How can one combine four sevens with elementary operations to get $5$? For example $$\dfrac{(7+7)\times7}{7}$$ (though that does not equal $5$). I am not able to do this. Can you solve it or prove that it's impossible?

Solution 1:

How about:

$$7 - \frac{7+7}{7} = 5$$

$$7 - \log_7 (7·7) = 5$$

$$7 - \frac{\ln (7·7)}{\ln 7} = 5$$

$$\left\lfloor \sqrt{\frac{7^7}{7!}} - 7\right\rfloor = 5$$

$$\lfloor 7\sin 777^\circ\rfloor = 5$$

$$\lfloor 7\cos 7^\circ\rfloor - \frac{7}{7} = 5$$

$$\lfloor 7\cos 7\rfloor = 5 \text{ using radians}$$

You can also use base $174$ and write:

$$\sqrt{\frac{77}{7·7}} = 5$$

That can also reduce the amount of sevens by one if you write:

$$\frac{\sqrt{77}}{7} = 5$$

Solution 2:

Perhaps: $$7-\frac{7+7}{7}=7-2=5$$

Solution 3:

Don't forget $$\frac{7! \mod 77}{7}$$ (and I haven't used any sneaky $2$s, either).

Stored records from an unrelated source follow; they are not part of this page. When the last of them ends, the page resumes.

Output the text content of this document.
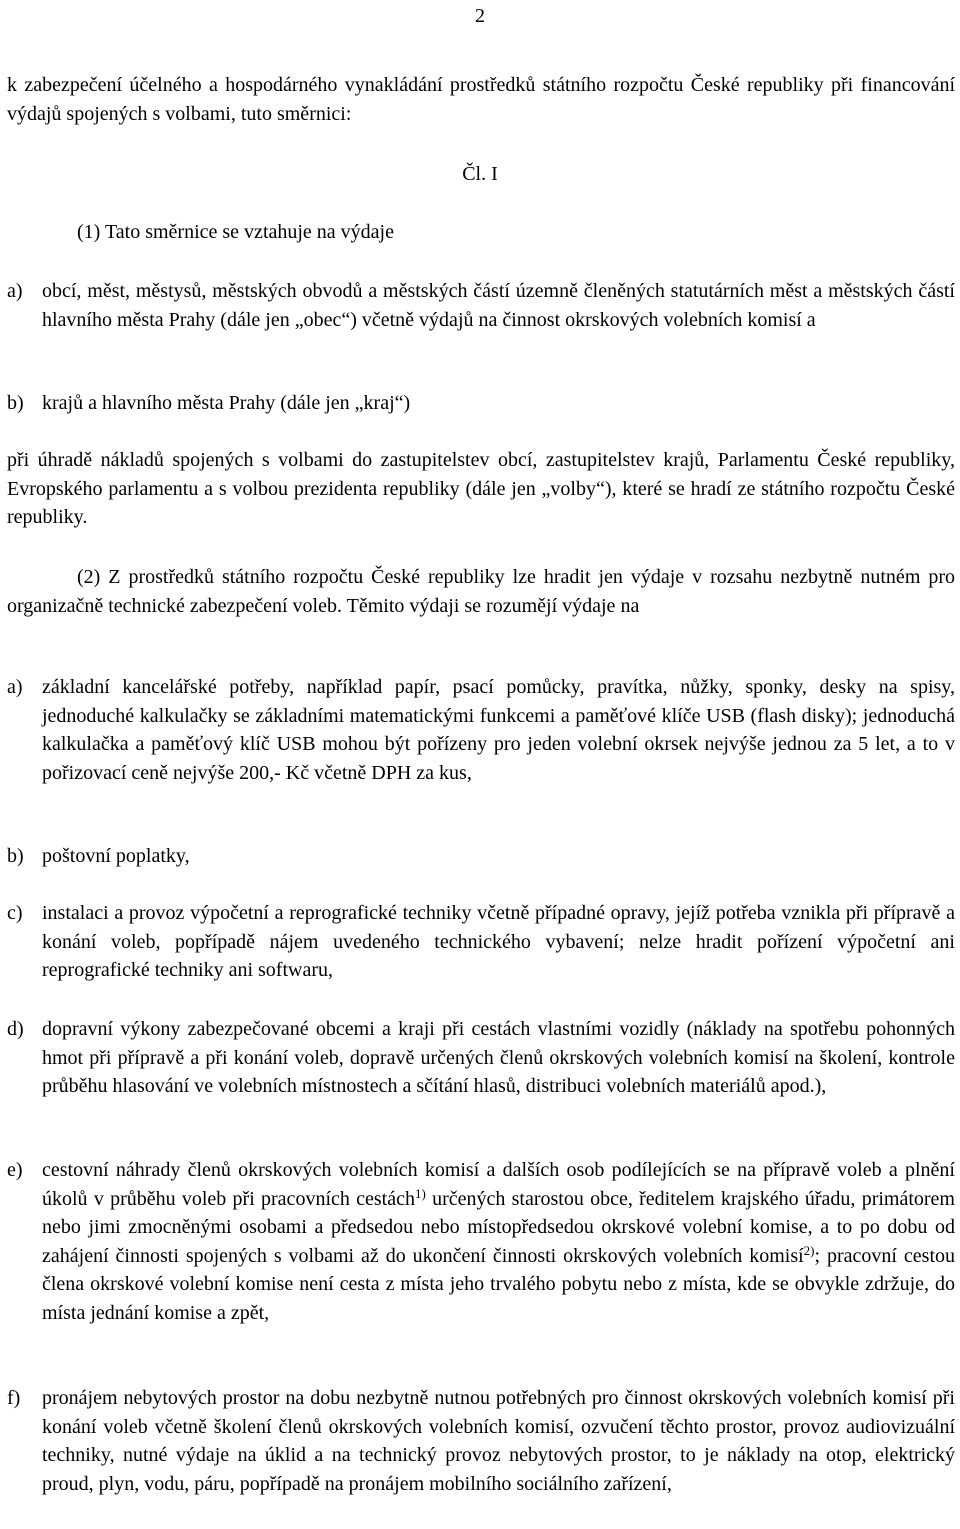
2
k zabezpečení účelného a hospodárného vynakládání prostředků státního rozpočtu České republiky při financování výdajů spojených s volbami, tuto směrnici:
Čl. I
(1) Tato směrnice se vztahuje na výdaje
a) obcí, měst, městysů, městských obvodů a městských částí územně členěných statutárních měst a městských částí hlavního města Prahy (dále jen „obec“) včetně výdajů na činnost okrskových volebních komisí a
b) krajů a hlavního města Prahy (dále jen „kraj“)
při úhradě nákladů spojených s volbami do zastupitelstev obcí, zastupitelstev krajů, Parlamentu České republiky, Evropského parlamentu a s volbou prezidenta republiky (dále jen „volby“), které se hradí ze státního rozpočtu České republiky.
(2) Z prostředků státního rozpočtu České republiky lze hradit jen výdaje v rozsahu nezbytně nutném pro organizačně technické zabezpečení voleb. Těmito výdaji se rozumějí výdaje na
a) základní kancelářské potřeby, například papír, psací pomůcky, pravítka, nůžky, sponky, desky na spisy, jednoduché kalkulačky se základními matematickými funkcemi a paměťové klíče USB (flash disky); jednoduchá kalkulačka a paměťový klíč USB mohou být pořízeny pro jeden volební okrsek nejvýše jednou za 5 let, a to v pořizovací ceně nejvýše 200,- Kč včetně DPH za kus,
b) poštovní poplatky,
c) instalaci a provoz výpočetní a reprografické techniky včetně případné opravy, jejíž potřeba vznikla při přípravě a konání voleb, popřípadě nájem uvedeného technického vybavení; nelze hradit pořízení výpočetní ani reprografické techniky ani softwaru,
d) dopravní výkony zabezpečované obcemi a kraji při cestách vlastními vozidly (náklady na spotřebu pohonných hmot při přípravě a při konání voleb, dopravě určených členů okrskových volebních komisí na školení, kontrole průběhu hlasování ve volebních místnostech a sčítání hlasů, distribuci volebních materiálů apod.),
e) cestovní náhrady členů okrskových volebních komisí a dalších osob podílejících se na přípravě voleb a plnění úkolů v průběhu voleb při pracovních cestách$^{1)}$ určených starostou obce, ředitelem krajského úřadu, primátorem nebo jimi zmocněnými osobami a předsedou nebo místopředsedou okrskové volební komise, a to po dobu od zahájení činnosti spojených s volbami až do ukončení činnosti okrskových volebních komisí$^{2)}$; pracovní cestou člena okrskové volební komise není cesta z místa jeho trvalého pobytu nebo z místa, kde se obvykle zdržuje, do místa jednání komise a zpět,
f)	pronájem nebytových prostor na dobu nezbytně nutnou potřebných pro činnost okrskových volebních komisí při konání voleb včetně školení členů okrskových volebních komisí, ozvučení těchto prostor, provoz audiovizuální techniky, nutné výdaje na úklid a na technický provoz nebytových prostor, to je náklady na otop, elektrický proud, plyn, vodu, páru, popřípadě na pronájem mobilního sociálního zařízení,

To get it down to three $7$s, you might try $$7 - \left\lceil .7 + .7 \right\rceil$$

You can also do it with only two $7$s: $$\left\lfloor{\sqrt 7 + \sqrt 7}\right\rfloor$$

(Can anyone do it with a single $7$?)

Solution 4:

With four 7's you can get any positive integer you want by just changing the number of squar roots in the following equation:

$$\frac{\ln\bigg{(}\frac{\ln(7)}{\ln(\sqrt{\sqrt{\sqrt{\sqrt{\sqrt{7}}}}})}\bigg{)}}{\ln\bigg{(}\frac{\ln(7)}{\ln(\sqrt{7})}\bigg{)}}=5$$

For example, you could get 35 by using 35 square roots. We aren't even really using the 7, you could equally use any other integer >1.

EDIT: Moved to only four 7's instead of five, based on Darth's suggestion.